Desde mi ventana
Carmen Heras
Contaba mi padre la historia de dos amigos que un día de verano decidieron irse a dar un baño a uno de los los caozos del pueblo y, como quiera que ninguno de los dos era buen nadador, estuvieron ambos a punto de morir y solo pudo salvarlos la Divina Providencia encarnada en las fuerzas de un tercero que pasó por la zona y escuchó los gritos.
Y es que al tirarse al agua el primero y notar que se iba al fondo, llamó a gritos al segundo para que le ayudara. Acudió éste sin tardanza, pero el pánico del que pedía socorro era tal, que al agarrarse a su cuello, con la fuerza de la desesperación, lo dejó incapacitado para hacer ningún movimiento; por el contrario, al empujar una y otra vez su cabeza y sus hombros dentro del agua hacia abajo, ambos se hundían.

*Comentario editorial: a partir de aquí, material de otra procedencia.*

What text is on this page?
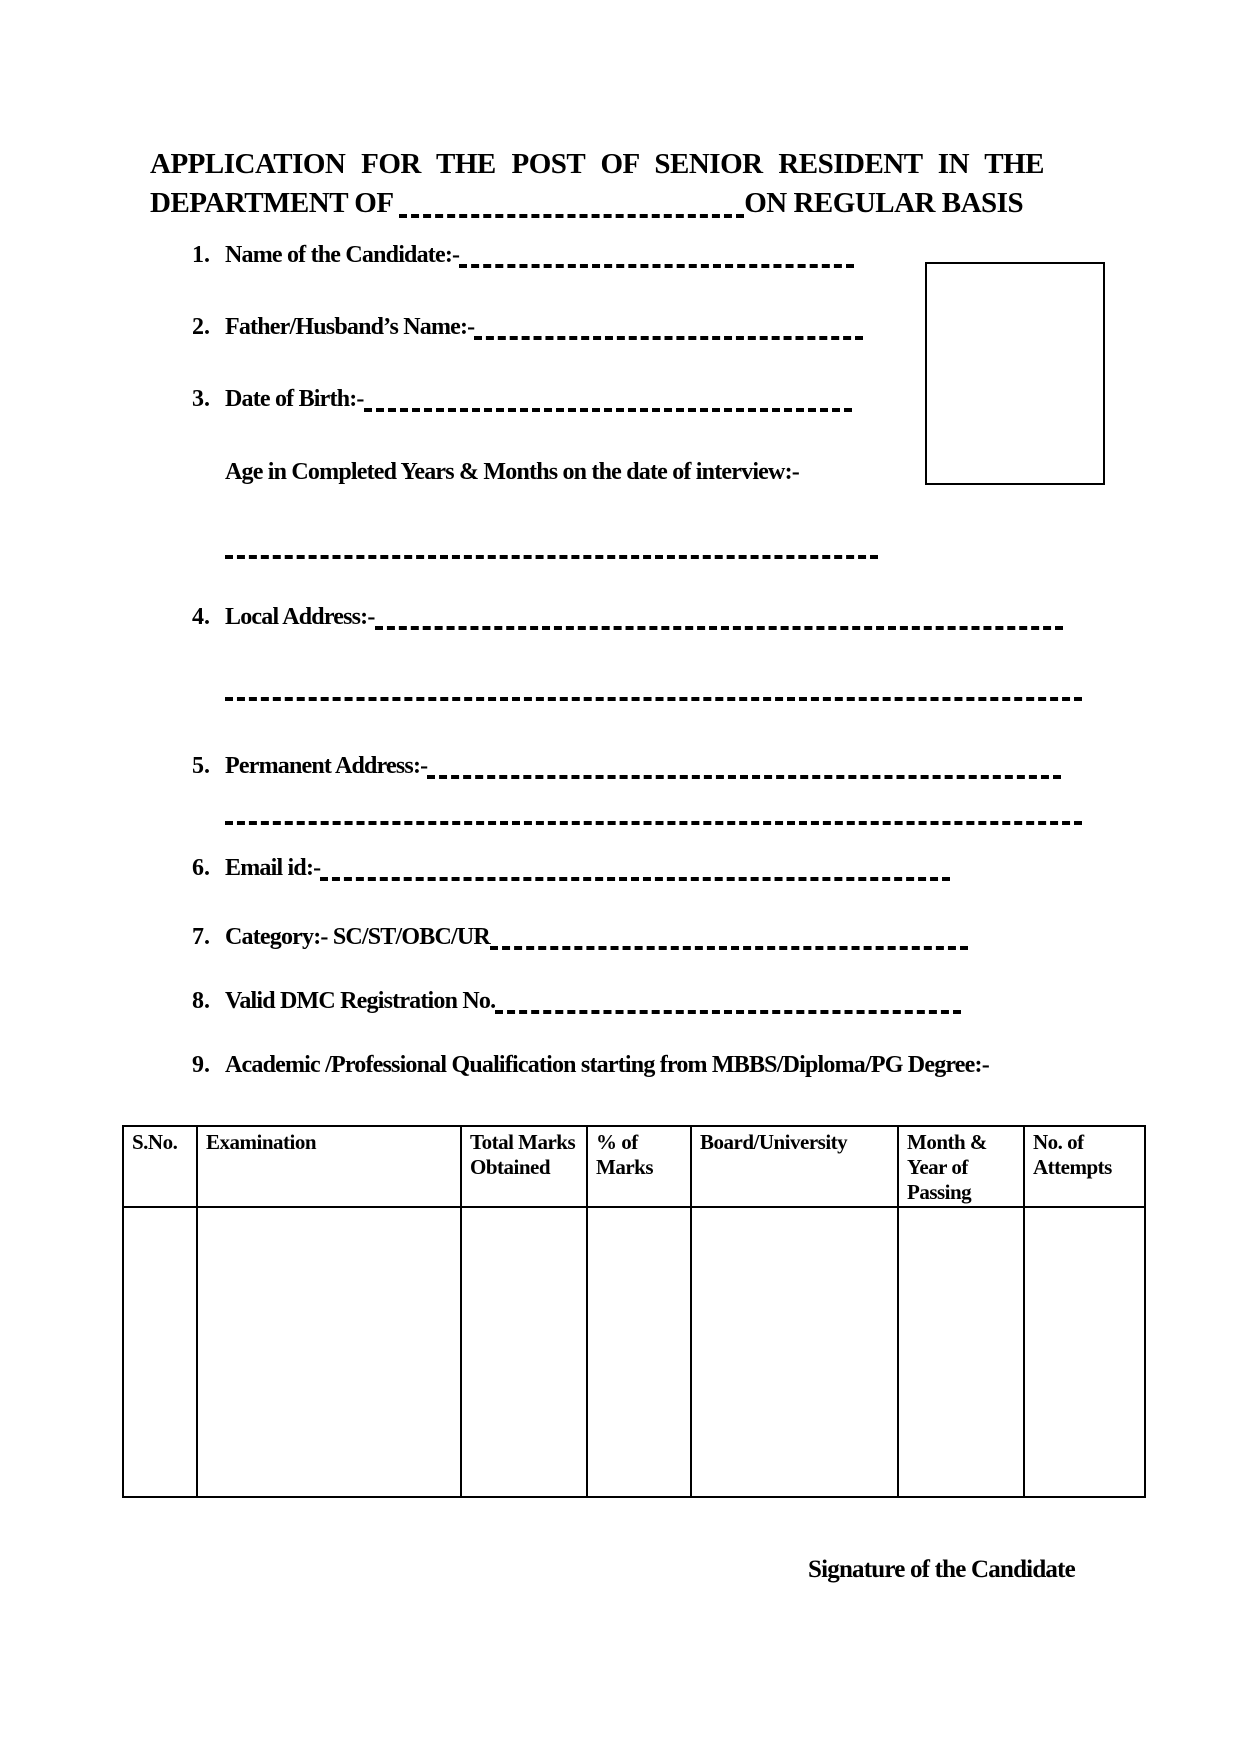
APPLICATION FOR THE POST OF SENIOR RESIDENT IN THE
DEPARTMENT OF	ON REGULAR BASIS
1. Name of the Candidate:-
2. Father/Husband’s Name:-
3. Date of Birth:-
Age in Completed Years & Months on the date of interview:-
4. Local Address:-
5. Permanent Address:-
6. Email id:-
7. Category:- SC/ST/OBC/UR
8. Valid DMC Registration No.
9. Academic /Professional Qualification starting from MBBS/Diploma/PG Degree:-
S.No.	Examination	Total Marks Obtained	% of Marks	Board/University	Month & Year of Passing	No. of Attempts

Signature of the Candidate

Y fue entonces, en décimas de minuto, cuando el segundo, con clarividencia, vió que debía desembarazarse del desdichado, salir del agua y correr hacia el camino para pedir ayuda. Aunque pareciera que, momentáneamente, lo abandonaba. Un tercero llegó a ayudarlos. Abrazados marcharon luego, todos sanos y salvos, para casa.
Contaba mi padre que hay que buscar la ayuda en los ajenos, cuando las fuerzas fallan, cuando adquirimos consciencia de que no lo sabemos todo, ni somos inmortales, ni siquiera totalmente autónomos para sobrevivir. Eso, en vez de apretarnos, miopes, haciéndonos carantoñas los amigos, por ser los de siempre, los cercanos, hasta desaparecer. Claro está que hay que darse cuenta a tiempo.
Y apercibirse comienza por entender los conceptos y no falsearlos. Comprender que algo sucede cuando se nombra una cosa de una determinara manera, siendo otra. Y que hacerlo equivale a mentir. Porque si, pongamos por ejemplo, el recurso tecnológico de lo que será aún no lo es, no cabe venderlo como si lo fuera. ¿Ustedes se imaginan en Cataluña la situación que se dió aquí el otro día, donde las más altas autoridades se suben a un tren porque dicen que inauguran una plataforma de algo a lo que le falta lo fundamental y su adaptación al territorio? ¿Ustedes se imaginan lo qué hubieran dicho y hecho los políticos representantes del territorio allí? ¿Fotos de unos y otros, sonrientes? Desde luego que no.
Porque existe algo que se llama veracidad y algo que se denomina sentido común y que -en lenguaje sencillo- significa que de algo que solo es -de momento- una promesa, no se deben lanzar lisonjas vanas, pues se corre el peligro de que quien ejecuta el proyecto no revise en exceso los objetivos, puesto que los lugareños parecen conformarse con tan poco ¿Cómo tienen todos tan claro que las segundas partes van a hacerse? Y si cambia el gobierno y decide otras prioridades? ¿Y si los fondos se acabasen debido a la crisis y la guerra de Ucrania?¿Y si, Portugal…? La pandemia, y todos sus capítulos de incertidumbres, debieran habernos enseñado algo sobre situaciones cambiantes, cada vez más imprevistas y no siempre seguras. No sería la primera vez que se anuncia algún logro, incluso con la mejor voluntad, y luego no sale. Todos lo hemos visto. En más de un caso.
En una especie de justicia poética, o de película surrealista si lo prefieren, durante cuatro días hemos asistido a la escenificación de una de tantas improvisaciones políticas donde el relato pretende ser el dueño de la historia. Pero claro, la tecnología no entiende de estas cuestiones, porque funciona o no funciona, en función de si está correctamente instalada y se han hecho todas las pruebas necesarias para comprobar si un tren funciona o no lo hace. La credulidad de unos, novatos parecen, y la falta de profesionalidad de otros, pongan ustedes el adjetivo, nos han tenido entretenidos en estos calurosos días de julio, como si la materia gris estuviera fuera de catálogo. Y ahí, los partidos de la oposición tampoco han andado muy finos.